29. Ve bazı (inançsız)lar, "Bu dünyadaki hayatımızın ötesinde başka bir şey yoktur ve öldükten sonra dirilmeyeceğiz!" derler.
30. Ama sen (onları) Rablerinin huzuruna çıkarılacakları (ve) Onun, "Bu, hakikat değil mi?" diye soracağı zaman görsen. Onlar, "Evet, Rabbimiz hakkı için öyle!" diye cevap verecekler. (Bunun üzerine,) Allah, "Tadın öyleyse" diyecek, "hakikati reddetmenizden doğan bu azabı!"
31. Kıyamet Saati ansızın gelip çatıncaya (ve) "Yazıklar olsun bize ki onu gözardı etmişiz!" diye ağlaşıp dövününceye kadar Allaha varacaklarını inkar edenler gerçekten hüsrana uğrayanlardır, çünkü omuzlarında günahlarının yükünü taşıyacaklardır: Ah, o yüklenecekleri (ağırlık) ne kötüdür!
32. Bu dünya hayatı, bir oyundan, eğlenceden ve geçici bir zevkten başka bir şey değildir; ama ahiret hayatı Allaha karşı sorumluluklarının bilincinde olanlar için çok daha güzeldir. Öyleyse aklınızı kullanmaz mısınız?
33. Bu insanların söylediklerinin seni gerçekten üzdüğünü pekala biliyoruz: Ama, unutma ki, onların yalanladığı sen değilsin; bu zalimlerin inkar ettiği, aslında Allahın mesajlarıdır.
34. Gerçek şu ki, senden önce (de) peygamberler yalanlanmıştır; ama onlar, Bizden yardım gelinceye kadar bütün düzmece ithamlara ve kendilerine yapılan bütün eziyetlere sabırla katlandılar: Çünkü hiçbir güç Allahın vaatlerini(n sonucunu) değiştiremez. Ve o peygamberlerin tarihleri hakkında şu anda sen de bilgi sahibisin.
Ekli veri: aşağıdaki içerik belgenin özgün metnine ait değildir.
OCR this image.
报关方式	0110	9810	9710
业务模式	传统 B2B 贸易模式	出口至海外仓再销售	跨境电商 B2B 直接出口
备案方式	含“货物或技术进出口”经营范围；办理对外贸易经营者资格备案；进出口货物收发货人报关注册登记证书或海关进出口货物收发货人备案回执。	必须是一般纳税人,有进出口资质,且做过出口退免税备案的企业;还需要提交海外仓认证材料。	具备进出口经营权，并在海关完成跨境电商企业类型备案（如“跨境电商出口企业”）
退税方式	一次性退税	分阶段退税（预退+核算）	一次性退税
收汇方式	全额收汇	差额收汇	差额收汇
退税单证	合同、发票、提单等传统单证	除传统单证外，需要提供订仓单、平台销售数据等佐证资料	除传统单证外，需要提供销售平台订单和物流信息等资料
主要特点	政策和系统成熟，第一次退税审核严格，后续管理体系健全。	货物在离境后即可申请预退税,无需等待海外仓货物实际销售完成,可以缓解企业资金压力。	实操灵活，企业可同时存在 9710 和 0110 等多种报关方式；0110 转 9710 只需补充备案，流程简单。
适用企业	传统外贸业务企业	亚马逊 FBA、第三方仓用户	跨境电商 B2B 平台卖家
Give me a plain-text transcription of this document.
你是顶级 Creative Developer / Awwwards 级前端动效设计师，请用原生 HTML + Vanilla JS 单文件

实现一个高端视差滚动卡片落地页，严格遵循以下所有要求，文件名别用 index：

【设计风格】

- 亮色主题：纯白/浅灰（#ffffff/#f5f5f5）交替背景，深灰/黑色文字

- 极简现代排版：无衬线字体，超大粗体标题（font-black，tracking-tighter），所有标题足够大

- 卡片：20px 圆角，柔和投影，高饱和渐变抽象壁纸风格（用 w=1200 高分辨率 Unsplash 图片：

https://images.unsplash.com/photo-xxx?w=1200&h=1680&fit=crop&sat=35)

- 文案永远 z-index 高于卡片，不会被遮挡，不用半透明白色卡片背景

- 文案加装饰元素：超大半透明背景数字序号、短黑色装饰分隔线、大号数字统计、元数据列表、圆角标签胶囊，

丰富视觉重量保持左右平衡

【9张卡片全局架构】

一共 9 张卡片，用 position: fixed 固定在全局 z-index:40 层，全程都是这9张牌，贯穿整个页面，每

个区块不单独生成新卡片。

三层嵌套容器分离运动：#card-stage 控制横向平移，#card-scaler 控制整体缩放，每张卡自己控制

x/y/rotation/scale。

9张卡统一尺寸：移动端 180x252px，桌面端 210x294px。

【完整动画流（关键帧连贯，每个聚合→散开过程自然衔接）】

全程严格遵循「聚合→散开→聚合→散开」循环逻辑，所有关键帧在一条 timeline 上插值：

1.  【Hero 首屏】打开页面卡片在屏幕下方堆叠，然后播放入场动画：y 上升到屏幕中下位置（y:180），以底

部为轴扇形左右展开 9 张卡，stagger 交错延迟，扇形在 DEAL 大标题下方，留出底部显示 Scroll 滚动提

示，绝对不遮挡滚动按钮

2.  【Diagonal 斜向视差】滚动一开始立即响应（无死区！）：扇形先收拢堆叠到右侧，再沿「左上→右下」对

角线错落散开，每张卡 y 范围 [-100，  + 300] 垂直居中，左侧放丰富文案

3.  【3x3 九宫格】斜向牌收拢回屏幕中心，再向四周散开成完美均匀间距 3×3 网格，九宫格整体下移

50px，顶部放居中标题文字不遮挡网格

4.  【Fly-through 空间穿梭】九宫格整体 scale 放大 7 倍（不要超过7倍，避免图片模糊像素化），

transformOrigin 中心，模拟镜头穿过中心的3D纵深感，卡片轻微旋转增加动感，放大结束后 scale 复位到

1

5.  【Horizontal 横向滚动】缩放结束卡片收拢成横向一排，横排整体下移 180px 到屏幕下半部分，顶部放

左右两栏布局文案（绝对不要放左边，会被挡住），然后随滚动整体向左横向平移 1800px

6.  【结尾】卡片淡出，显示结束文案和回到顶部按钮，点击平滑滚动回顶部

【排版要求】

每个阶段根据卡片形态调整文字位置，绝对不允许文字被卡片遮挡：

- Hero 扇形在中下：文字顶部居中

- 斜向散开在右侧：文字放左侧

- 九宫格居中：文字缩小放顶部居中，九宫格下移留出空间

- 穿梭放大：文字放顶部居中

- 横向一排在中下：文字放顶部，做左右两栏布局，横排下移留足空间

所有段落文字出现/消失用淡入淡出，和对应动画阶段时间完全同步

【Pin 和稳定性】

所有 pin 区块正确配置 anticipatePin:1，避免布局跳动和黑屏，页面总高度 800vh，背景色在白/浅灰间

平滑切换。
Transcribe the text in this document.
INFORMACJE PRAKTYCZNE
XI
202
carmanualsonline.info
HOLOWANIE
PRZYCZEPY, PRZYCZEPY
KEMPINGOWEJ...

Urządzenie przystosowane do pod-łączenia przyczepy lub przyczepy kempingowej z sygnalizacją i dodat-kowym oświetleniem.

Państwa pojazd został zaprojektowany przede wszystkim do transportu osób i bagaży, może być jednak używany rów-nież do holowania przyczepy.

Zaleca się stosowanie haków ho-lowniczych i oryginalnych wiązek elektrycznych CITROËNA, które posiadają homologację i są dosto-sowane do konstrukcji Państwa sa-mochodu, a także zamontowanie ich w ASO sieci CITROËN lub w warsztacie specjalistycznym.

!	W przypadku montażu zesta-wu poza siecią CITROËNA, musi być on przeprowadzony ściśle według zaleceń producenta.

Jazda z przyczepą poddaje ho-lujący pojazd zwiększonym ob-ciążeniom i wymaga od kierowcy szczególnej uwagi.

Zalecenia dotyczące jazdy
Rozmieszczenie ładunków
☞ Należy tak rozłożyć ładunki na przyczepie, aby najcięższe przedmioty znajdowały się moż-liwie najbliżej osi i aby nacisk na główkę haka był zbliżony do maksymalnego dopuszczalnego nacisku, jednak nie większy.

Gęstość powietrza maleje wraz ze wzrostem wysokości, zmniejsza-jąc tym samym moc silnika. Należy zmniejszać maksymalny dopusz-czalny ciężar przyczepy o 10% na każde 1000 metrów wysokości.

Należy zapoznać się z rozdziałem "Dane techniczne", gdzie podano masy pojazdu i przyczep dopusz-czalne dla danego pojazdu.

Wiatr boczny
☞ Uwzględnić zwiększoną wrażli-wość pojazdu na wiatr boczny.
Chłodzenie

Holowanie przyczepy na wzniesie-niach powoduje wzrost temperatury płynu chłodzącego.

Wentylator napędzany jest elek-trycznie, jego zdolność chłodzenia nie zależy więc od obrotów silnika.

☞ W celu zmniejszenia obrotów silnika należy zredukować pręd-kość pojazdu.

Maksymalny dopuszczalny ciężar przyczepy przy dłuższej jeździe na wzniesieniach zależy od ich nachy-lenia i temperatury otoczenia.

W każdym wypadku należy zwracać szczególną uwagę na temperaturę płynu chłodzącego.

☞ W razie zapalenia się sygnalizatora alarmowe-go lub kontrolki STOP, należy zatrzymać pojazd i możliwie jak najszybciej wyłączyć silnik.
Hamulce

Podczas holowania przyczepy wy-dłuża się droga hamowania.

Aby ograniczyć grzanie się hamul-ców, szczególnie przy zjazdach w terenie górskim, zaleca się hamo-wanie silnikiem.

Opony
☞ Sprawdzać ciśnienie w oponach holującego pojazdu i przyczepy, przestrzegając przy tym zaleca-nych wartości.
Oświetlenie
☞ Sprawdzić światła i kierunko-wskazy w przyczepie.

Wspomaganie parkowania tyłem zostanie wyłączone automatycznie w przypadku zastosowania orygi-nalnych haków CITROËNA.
35. Eğer hakikati inkar edenlerin sana sırtlarını dönmeleri seni sıkıntıya sokuyorsa ve o nedenle onlara (daha ikna edici) bir mesaj getirmek için yerin dibine inebilecek yahut merdivenle göğe yükselebilecek durumda isen, (durma yap;) ama (unutma ki) eğer Allah dileseydi onların tümünü (Kendi) rehberliği altında toplardı. O halde, sakın (Allahın yollarını) görmezden gelmeye çalışma.